In our experience, warranties are one of the most misunderstood concepts in the construction industry. Many owners, designers and contractors think they have put a one-year warranty in their contracts, when in fact they are 100% wrong.

Many times, they don’t even understand what a warranty is. Most of the time, they don’t understand what it covers, and how long the contractor or vendor is on the hook.

What is a warranty?

A warranty is a representation made by one party upon which another party may rely. It is not the same as a guarantee (which is a promise to stand for the debt of another) even though many contracts use the terms interchangeably. Warranties may be express (written in the contract or stated orally), implied (by the common law) or statutory (set forth in a state’s statutes).

Most, if not all, construction contracts contain warranties. Examples of express warranties routinely included in construction contracts are:

  • A warranty that work will be performed in a good and workmanlike manner;
  • A warranty that materials will be new and of good quality; and
  • A warranty that the work will conform to the requirements of the contract documents.

In limited circumstances, courts have implied warranties to protect parties where there were no express warranties to do so. The theory is that in some circumstances the parties intended a warranty to apply even though the contract doesn’t expressly say so. The warranty of “habitability” that runs from homebuilders to the purchaser of the home is an example of an implied warranty.

Statutory warranties are created by legislation and become part of some contracts by operation of law. The Uniform Commercial Code, which has been enacted in some form in every state, creates statutory warranties that apply to the sale of goods.

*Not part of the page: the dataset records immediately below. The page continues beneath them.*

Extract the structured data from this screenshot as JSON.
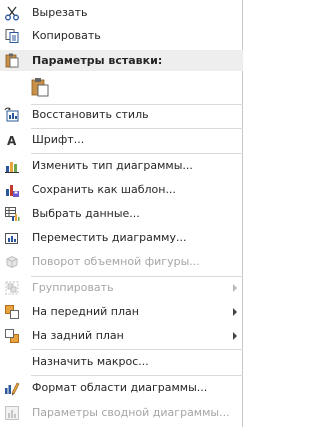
{
  "menu": {
    "cut": "Вырезать",
    "copy": "Копировать",
    "paste_header": "Параметры вставки:",
    "restore_style": "Восстановить стиль",
    "font": "Шрифт...",
    "change_chart_type": "Изменить тип диаграммы...",
    "save_as_template": "Сохранить как шаблон...",
    "select_data": "Выбрать данные...",
    "move_chart": "Переместить диаграмму...",
    "rotate_3d": "Поворот объемной фигуры...",
    "group": "Группировать",
    "bring_forward": "На передний план",
    "send_backward": "На задний план",
    "assign_macro": "Назначить макрос...",
    "format_chart_area": "Формат области диаграммы...",
    "pivot_chart_options": "Параметры сводной диаграммы..."
  },
  "colors": {
    "header_bg": "#eeeeee",
    "disabled_text": "#a6a6a6",
    "accent_blue": "#2b579a",
    "accent_orange": "#e8a33d"
  }
}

In the construction context, purchase orders to material suppliers will usually be governed by the UCC. Further, if a subcontract is dominated by the purchase of goods more than labor, there is a chance a court will (or will not) find that the subcontract primarily concerns the sale of goods such that the UCC may apply.

UCC statutory warranties on the supplier or subcontractor include:

  • The warranty of fitness for a particular purpose (that the goods will serve the buyer’s intended use if the seller has reason to know that intended use); and
  • The warranty of merchantability (that the goods will be of at least average quality, conform to the promises made on any labels and are fit for the ordinary purpose for which the goods are used).

How is a warranty different from a one-year correction period?

Many form contracts (such as the AIA) clearly differentiate between a contractor’s warranty obligations (to build according to the plans and specs) and its one-year correction period (when it has the right and obligation to fix its work if it fails). One difference between the two obligations is the burden of proving why the work failed: If the work fails during the one-year period, the contractor has to fix it, no questions asked (assuming the failure wasn’t due to misuse). After the one-year period, the owner has the burden of proving that the warranty was breached — that the work wasn’t done according to the plans and specs or that the part didn’t last as long as it should have.

A second difference is how long the contractor is on the hook. If a contractor fails or refuses to correct work in the one-year period, the owner must file suit within the statute of limitations (say, five years), starting from the end of the one-year period. If the contractor has warranted that the work will meet the plans and specs, and (for example) a masonry wall crumbles in four years, the owner may have five years from the date of failure to bring its suit. How long the warranty exposure will go on will depend on how long the particular part of the work should have lasted: Carpet normally wears out before concrete; caulking will need to be replaced long before the windows should be expected to fail.

What happens if the two concepts get mixed up?

Frequently, we see contracts where someone has called the one-year correction period the “warranty” period and, in fact, goes so far as to say in the real warranty clause that it is for one year (perhaps longer for specific pieces of equipment). Such phrasing could result in an owner having no one to hold responsible if the building falls down in 367 days. We doubt that any owner expects to pay good money for concrete, masonry, steel or other sturdy components of a project that will fall apart after one year, but this is the mess someone could end up in by not reading and understanding the contracts.

Often, even if the warranty clause in the general conditions is clear, there is conflicting language in the front end of a project manual prepared by a designer. Contractors should pay more attention to the exact words used in their contracts. They may be surprised to find that their warranty obligations are not as great as they thought.

Can you avoid long exposures to warranty claims?

Of course, if the other party will agree to it. Most manufacturers print on their labels and in their literature that they are giving “limited” warranties only, and “disclaiming” all other warranties. Courts will typically enforce disclaimers of implied and statutory warranties as long as the disclaimer is clear and unequivocal. But you have to be careful; a failure to change all warranty language in the contract could end up creating inconsistencies that will take a judge or jury to resolve. It is not enough to draft a clear disclaimer. You also have to make sure that the entire contract is consistent with the disclaimer.

Warranties are a part of every construction contract. Those who take the time to understand how those warranties work will gain an advantage over those who do not in managing risk on their projects.